Le Parlement, dans ces deux chambres, Assemblée populaire nationale ( APN) et Conseil de la nation (Sénat), reprendra aujourd’hui avec au menu de cette rentrée le projet de révision constitutionnelle qui sera soumis à l’adoption des parlementaire dans les jours à venir avant de faire l’objet d’un référendum populaire prévu le 1er novembre prochain.
Cette ouverture de la session ordinaire 2020/21 sera incontestablement dominée par l’examen et l’adoption du projet de loi portant révision constitutionnelle, une échéance qui a suscité plusieurs réactions des formations politiques notamment celles favorables à ce projet dont la mouture a été rendue publique au mois de mai dernier.
Officiellement, le comité d’experts, mené par le constitutionnaliste Ahmed Laraba, a reçu 2 500 propositions émanant de partis politiques, d’associations, d’universitaires, d’organisations syndicales et de personnalités nationales. «La révision constitutionnelle est soumise par référendum à l’approbation du peuple dans les cinquante jours qui suivent son adoption par le Parlement dans ces deux chambres, l’APN et le Sénat», stipule l’article 208 de la loi fondamentale en vigueur. Sur le plan pratique et technique, la Loi organique de 2016 relative au régime électorale explique, dans son article 149, que les électeurs sont convoqués par décret présidentiel quarante-cinq jours avant la date du référendum.
Le 24 août, un communiqué de la Présidence de la République a indiqué que la date du 1er novembre a été retenue pour le déroulement du référendum populaire.

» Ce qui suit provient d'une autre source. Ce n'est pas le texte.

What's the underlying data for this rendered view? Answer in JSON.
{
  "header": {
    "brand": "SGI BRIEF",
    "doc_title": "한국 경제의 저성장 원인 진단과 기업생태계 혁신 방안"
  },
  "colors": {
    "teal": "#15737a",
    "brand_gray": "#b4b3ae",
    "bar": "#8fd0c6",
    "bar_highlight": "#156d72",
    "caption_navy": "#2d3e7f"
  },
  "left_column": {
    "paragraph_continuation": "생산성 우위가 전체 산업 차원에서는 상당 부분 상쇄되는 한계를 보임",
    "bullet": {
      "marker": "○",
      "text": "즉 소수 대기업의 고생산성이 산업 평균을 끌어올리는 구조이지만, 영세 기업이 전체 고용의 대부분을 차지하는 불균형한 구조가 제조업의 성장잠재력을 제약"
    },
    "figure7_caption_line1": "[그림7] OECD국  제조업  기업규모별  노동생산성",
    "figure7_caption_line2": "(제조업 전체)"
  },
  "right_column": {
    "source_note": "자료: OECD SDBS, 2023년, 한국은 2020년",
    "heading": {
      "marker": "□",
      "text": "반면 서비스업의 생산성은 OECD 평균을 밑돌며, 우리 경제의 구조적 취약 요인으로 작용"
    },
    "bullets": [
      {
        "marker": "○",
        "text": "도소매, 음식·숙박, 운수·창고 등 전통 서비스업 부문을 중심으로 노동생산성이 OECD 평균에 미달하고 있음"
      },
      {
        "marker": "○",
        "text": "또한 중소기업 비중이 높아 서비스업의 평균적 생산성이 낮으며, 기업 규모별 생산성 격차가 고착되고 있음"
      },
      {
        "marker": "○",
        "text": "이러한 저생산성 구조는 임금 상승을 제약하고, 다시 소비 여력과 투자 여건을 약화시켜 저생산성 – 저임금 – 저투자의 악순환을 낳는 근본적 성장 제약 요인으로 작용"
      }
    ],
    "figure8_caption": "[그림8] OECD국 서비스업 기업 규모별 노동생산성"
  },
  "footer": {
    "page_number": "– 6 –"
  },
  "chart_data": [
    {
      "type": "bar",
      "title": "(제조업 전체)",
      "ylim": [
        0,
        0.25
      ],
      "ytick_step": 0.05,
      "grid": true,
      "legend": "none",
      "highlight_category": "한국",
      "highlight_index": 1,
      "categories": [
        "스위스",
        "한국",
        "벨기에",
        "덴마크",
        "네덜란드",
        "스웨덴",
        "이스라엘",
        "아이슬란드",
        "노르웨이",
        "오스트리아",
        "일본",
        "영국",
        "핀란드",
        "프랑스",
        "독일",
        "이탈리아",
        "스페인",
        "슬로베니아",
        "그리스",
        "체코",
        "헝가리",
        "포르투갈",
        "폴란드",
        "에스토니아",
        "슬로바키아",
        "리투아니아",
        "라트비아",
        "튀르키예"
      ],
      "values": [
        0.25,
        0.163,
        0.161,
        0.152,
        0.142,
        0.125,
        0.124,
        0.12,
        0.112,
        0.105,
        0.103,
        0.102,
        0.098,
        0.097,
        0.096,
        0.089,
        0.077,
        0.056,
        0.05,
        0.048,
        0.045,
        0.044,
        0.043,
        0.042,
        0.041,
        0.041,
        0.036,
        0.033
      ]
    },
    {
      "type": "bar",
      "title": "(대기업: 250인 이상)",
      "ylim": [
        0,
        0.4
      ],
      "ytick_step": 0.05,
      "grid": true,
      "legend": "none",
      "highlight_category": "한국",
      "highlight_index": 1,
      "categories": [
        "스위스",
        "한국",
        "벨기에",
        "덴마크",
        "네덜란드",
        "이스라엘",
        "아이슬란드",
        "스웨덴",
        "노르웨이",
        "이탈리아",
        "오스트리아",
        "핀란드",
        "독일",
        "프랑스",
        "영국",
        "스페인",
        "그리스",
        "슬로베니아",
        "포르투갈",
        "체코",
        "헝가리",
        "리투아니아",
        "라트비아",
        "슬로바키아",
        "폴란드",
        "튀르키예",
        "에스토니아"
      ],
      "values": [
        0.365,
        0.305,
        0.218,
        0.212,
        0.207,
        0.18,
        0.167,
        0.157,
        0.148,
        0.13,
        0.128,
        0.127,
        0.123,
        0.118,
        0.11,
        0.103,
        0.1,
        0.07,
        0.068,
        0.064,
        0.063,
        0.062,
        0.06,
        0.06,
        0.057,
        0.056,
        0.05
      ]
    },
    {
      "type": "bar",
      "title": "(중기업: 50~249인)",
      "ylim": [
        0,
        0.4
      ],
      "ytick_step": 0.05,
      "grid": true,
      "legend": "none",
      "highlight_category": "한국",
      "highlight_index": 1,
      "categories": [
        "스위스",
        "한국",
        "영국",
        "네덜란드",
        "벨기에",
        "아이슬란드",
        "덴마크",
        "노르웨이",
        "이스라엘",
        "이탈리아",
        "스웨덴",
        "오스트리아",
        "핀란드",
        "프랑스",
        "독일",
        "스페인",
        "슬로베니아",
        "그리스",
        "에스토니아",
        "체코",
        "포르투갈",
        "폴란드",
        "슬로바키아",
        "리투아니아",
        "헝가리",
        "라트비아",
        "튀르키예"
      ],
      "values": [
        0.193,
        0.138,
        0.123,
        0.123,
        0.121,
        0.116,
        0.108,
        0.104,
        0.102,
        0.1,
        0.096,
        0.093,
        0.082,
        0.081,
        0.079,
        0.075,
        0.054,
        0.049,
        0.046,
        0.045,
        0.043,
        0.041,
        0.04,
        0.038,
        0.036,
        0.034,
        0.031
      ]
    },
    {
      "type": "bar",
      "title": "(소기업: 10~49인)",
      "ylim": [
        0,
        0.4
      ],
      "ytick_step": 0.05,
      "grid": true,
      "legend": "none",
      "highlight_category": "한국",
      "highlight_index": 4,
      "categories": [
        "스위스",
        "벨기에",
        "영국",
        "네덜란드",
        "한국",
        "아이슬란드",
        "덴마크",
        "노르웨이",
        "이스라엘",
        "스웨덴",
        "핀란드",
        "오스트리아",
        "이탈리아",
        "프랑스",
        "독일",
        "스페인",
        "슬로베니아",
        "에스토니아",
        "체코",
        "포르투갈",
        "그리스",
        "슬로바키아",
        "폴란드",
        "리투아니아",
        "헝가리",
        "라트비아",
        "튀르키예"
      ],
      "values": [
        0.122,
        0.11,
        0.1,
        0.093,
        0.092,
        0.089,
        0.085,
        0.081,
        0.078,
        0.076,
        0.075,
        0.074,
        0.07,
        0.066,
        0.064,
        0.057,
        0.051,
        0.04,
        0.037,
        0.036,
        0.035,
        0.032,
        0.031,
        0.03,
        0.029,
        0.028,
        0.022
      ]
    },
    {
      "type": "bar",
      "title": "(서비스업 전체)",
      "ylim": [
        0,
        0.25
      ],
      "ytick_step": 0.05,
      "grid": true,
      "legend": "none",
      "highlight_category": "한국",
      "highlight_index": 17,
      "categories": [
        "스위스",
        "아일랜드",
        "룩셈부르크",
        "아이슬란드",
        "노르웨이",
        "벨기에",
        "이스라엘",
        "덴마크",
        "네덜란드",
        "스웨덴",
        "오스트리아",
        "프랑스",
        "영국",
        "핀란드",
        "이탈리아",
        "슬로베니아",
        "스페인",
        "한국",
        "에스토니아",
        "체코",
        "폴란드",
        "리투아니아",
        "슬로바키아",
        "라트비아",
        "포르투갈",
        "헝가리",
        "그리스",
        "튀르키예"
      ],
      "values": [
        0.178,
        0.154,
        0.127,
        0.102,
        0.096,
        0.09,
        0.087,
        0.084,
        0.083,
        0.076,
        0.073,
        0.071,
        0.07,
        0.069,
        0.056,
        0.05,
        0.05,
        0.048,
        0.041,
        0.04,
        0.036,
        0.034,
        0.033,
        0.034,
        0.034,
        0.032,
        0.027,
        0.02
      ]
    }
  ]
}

Le président Tebboune a déclaré que «le changement revendiqué par le Hirak populaire est certes un changement pacifique, mais radical qui passe par la Constitution, le socle de l’Etat», ajoutant que «le changement ne doit pas s’opérer au sein des bureaux ou être l’apanage d’un certain groupe mais doit émaner du peuple qui aura le dernier mot et toute la liberté de valider ou de refuser la mouture de l’avant-projet de révision constitutionnelle». M. Tebboune avait mis en exergue son ambition de parvenir à une «Constitution consensuelle» qui tiendra compte des propositions de la majorité.
La démarche de Tebboune a eu l’adhésion de certaines formations politiques à l’image du RND, qui s’est dit «d’accord avec 80% du contenu du document de l’avant-projet de révision de la Constitution, et nous avons suggérés 63 propositions concernant certaines questions techniques examinées en toute responsabilité». Jil Jadid, pour sa part, a émis plusieurs remarques sur le contenu de la mouture de la future loi fondamentale, notamment en ce qui concerne le poste de vice-président de la République introduit dans la future Constitution. La formation de Soufiane Djilal voit dans cet article «un déphasage avec l’esprit du semi-présidentialisme», estimant qu’introduire des dispositions constitutionnelles pour éviter des situations d’instabilité exceptionnelles en renversant les valeurs de principe équivaudrait «à annihiler l’esprit de la démocratie». Pour le parti de Jil Jadid, «ce serait un grand mal pour un éventuel petit bien». Le FFS a fait part, quant à lui, de son attachement au processus constituant considéré comme la seule voie à même de permettra de construire des «institutions réellement démocratiques et représentatives». C’est le même processus d’ailleurs, qui devra nous doter «de la première Constitution qui reflétera les aspirations et les attentes du peuple algérien», soutient le parti.